The real problem, the extent of which I now realize: since I'm just using the songchange plugin in audacious, but otherwise am only using it for playback and whatnot, I still move things around, retag, etc using the commandline. But I can't use (say) `mv' if I want to move a directory somewhere, because mv doesn't know about the database. So I have to write at least interfaces that are database-aware to all the ordinary filesystem-manipulation programs that I might use. So far: a mv-alike for things within the db, an rm-alike, a tool to add things to the db, a replacement to my old `albums' program (which both cleaner and shorter—hooray). To come: a rename-alike, a playlist generator, and an interface to my tagging script. And at some point something which I couldn't already have done before, I guess.
At least it's keeping me off the streets (and from doing other work).
Probably much too late, but one hybrid approach that lets you keep filesystem operations while allowing for metadata is something like what Subversion does: keep each directory's files' data in a hidden file in the directory. Admittedly, this requires that you traverse the tree in an expensive way whenever you want to calculate something, but it makes it much easier to keep things in sync.

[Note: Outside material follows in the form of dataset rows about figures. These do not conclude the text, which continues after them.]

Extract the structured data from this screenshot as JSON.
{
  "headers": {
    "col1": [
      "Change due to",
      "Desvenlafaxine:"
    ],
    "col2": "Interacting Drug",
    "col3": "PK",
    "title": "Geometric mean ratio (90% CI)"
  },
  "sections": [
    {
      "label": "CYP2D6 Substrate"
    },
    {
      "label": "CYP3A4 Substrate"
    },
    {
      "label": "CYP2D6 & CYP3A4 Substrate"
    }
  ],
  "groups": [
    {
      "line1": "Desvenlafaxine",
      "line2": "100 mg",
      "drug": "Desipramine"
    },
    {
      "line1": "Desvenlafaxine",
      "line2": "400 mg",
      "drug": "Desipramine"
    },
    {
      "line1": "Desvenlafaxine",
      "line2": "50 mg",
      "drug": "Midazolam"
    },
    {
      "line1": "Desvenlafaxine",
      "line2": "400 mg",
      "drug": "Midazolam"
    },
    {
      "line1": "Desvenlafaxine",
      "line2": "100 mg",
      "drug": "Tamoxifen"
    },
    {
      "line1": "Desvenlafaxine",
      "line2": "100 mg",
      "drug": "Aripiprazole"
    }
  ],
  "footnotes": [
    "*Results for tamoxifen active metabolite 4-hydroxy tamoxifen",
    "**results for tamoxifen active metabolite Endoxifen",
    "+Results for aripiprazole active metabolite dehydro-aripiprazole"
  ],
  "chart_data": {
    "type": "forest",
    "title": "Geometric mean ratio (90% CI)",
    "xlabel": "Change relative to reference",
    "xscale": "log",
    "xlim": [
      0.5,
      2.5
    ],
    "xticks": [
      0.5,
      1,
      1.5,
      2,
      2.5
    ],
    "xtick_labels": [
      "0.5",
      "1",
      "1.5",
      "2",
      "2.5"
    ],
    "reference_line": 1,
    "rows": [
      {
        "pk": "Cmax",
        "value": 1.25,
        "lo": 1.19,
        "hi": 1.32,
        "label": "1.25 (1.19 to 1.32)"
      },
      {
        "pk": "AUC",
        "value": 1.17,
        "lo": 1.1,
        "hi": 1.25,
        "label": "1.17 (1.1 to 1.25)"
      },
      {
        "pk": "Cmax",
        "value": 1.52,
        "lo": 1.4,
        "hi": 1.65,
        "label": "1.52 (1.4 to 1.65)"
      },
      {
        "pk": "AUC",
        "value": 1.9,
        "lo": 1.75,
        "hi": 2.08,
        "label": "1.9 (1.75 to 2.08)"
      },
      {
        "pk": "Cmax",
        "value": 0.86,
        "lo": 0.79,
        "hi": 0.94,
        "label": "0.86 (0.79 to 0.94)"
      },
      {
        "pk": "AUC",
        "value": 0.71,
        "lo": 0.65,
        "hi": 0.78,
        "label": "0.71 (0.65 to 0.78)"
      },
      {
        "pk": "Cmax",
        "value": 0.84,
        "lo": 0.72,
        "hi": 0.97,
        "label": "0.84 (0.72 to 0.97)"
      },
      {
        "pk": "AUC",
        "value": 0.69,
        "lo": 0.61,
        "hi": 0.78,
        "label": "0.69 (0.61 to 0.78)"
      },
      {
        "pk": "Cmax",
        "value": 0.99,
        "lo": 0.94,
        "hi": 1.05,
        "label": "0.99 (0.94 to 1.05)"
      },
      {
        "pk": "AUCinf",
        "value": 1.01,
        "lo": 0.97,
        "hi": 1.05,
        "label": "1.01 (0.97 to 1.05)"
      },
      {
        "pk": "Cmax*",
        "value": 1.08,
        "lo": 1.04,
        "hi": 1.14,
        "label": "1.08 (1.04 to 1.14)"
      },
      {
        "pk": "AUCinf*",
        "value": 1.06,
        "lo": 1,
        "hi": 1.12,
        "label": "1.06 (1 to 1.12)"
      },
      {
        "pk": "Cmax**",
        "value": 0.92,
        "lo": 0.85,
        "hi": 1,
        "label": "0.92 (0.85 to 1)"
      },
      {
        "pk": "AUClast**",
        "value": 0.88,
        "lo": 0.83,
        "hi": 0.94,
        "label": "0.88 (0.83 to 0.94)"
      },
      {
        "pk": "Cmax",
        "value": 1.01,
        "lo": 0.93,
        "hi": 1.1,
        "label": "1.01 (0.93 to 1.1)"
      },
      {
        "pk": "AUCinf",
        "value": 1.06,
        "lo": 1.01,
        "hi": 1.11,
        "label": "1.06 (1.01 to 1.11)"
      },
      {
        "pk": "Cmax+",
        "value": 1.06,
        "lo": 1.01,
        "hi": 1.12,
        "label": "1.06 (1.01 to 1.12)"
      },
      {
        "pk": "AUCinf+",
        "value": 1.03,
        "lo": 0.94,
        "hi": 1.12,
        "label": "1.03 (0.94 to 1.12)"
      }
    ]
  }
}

Posted by: tom | January 05, 2007 at 08:02 PM
Though you would still have to take some steps to ensure that things stayed in sync. If, say, you renamed one file (or changed whatever it was that tied the data in the hidden file to it), you'd then have to update that too.
Fortunately, assuming they actually work, writing these little utility scripts has been pretty straightforward; only one of them's over 100 lines and most are around 50.
Posted by: ben wolfson | January 05, 2007 at 08:12 PM
Or you could just use iTunes.
(Ducks)
Posted by: mrh | January 06, 2007 at 08:36 AM
On linux?
Posted by: ben wolfson | January 06, 2007 at 09:19 AM
All of the above have been finished and even moderately tested!